In 1991, he started his IT consulting and systems integration company, TransTech, Inc. with about US$30,000 from his own 401(k) account and US$70,000 from credit card debt. He sold the company in 2000 to Kurt Salmon Associates for US$20 million. Today he is the managing partner of the Pabrai Investment Funds (a family of hedge funds inspired by Buffett Partnerships), which he founded in 1999.

== Books ==
Pabrai has high regard for Warren Buffett and has said that his investment style is "cloned" from Buffett and other value investors. He has written a book on his investing style: The Dhandho Investor: The Low - Risk Value Method to High Returns. In June 2007, he made headlines by bidding US$650,100 with Guy Spier for a charity lunch with Buffett.

Another book by Pabrai is Mosaic: Perspectives on Investing. In this book, Pabrai has distilled the Warren Buffett method of investing down to a few points. These points are made in a series of articles he authored for various newsletters and web sites between 2001 and 2003 (the book reprints these articles in reverse chronological order).

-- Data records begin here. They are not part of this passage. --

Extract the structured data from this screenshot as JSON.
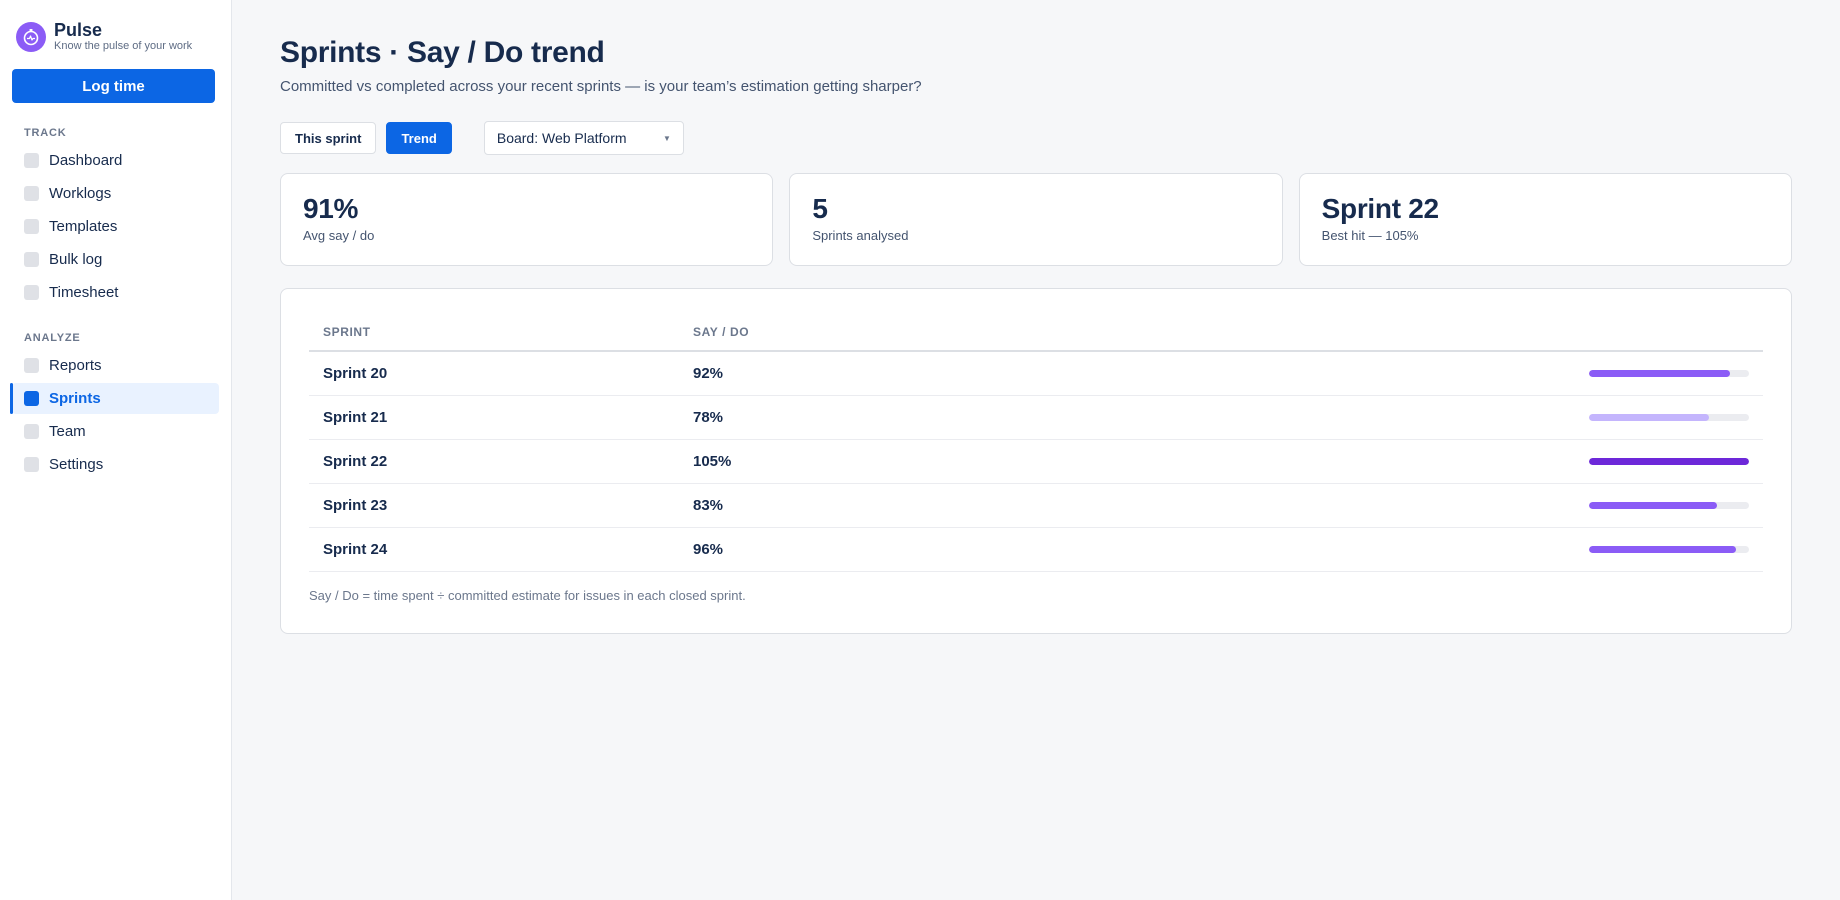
{
  "app": {
    "name": "Pulse",
    "tagline": "Know the pulse of your work"
  },
  "sidebar": {
    "log_button": "Log time",
    "sections": [
      {
        "title": "TRACK",
        "items": [
          "Dashboard",
          "Worklogs",
          "Templates",
          "Bulk log",
          "Timesheet"
        ]
      },
      {
        "title": "ANALYZE",
        "items": [
          "Reports",
          "Sprints",
          "Team",
          "Settings"
        ]
      }
    ],
    "active_item": "Sprints"
  },
  "page": {
    "title": "Sprints · Say / Do trend",
    "subtitle": "Committed vs completed across your recent sprints — is your team’s estimation getting sharper?"
  },
  "controls": {
    "this_sprint": "This sprint",
    "trend": "Trend",
    "board": "Board: Web Platform"
  },
  "stats": [
    {
      "value": "91%",
      "label": "Avg say / do"
    },
    {
      "value": "5",
      "label": "Sprints analysed"
    },
    {
      "value": "Sprint 22",
      "label": "Best hit — 105%"
    }
  ],
  "table": {
    "headers": [
      "SPRINT",
      "SAY / DO"
    ],
    "rows": [
      {
        "sprint": "Sprint 20",
        "say_do": "92%",
        "fill": 0.88,
        "color": "#8b5cf6"
      },
      {
        "sprint": "Sprint 21",
        "say_do": "78%",
        "fill": 0.75,
        "color": "#c4b5fd"
      },
      {
        "sprint": "Sprint 22",
        "say_do": "105%",
        "fill": 1.0,
        "color": "#6d28d9"
      },
      {
        "sprint": "Sprint 23",
        "say_do": "83%",
        "fill": 0.8,
        "color": "#8b5cf6"
      },
      {
        "sprint": "Sprint 24",
        "say_do": "96%",
        "fill": 0.92,
        "color": "#8b5cf6"
      }
    ],
    "footnote": "Say / Do = time spent ÷ committed estimate for issues in each closed sprint."
  }
}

Pabrai's approach to life is covered extensively in Guy Spier's book, The Education of a Value Investor, in particular in a chapter titled "Doing Business the Buffett-Pabrai Way".

== Dakshana Foundation ==
In 2005, Pabrai and his wife, Harina Kapoor started the Dakshana Foundation (an offering or gift, typically to a guru or priest) with the goal of recycling most of their wealth back to society. Their starting point is to give back approximately 2%, or US$1 million every year. The initial goal is the alleviation of poverty in India. The tool that has been chosen is to provide tutoring services to some of the least privileged members of Indian society, and to enable them to attend some of the elite institutions of higher learning. Pabrai credits Anand Kumar, the founder of Ramanujan School of Mathematics (also known as the Super 30) with originating this idea.

== Family history ==
Pabrai's father variously founded, bankrupted, or sold 15 companies. Pabrai's grandfather was famous magician Gogia Pasha.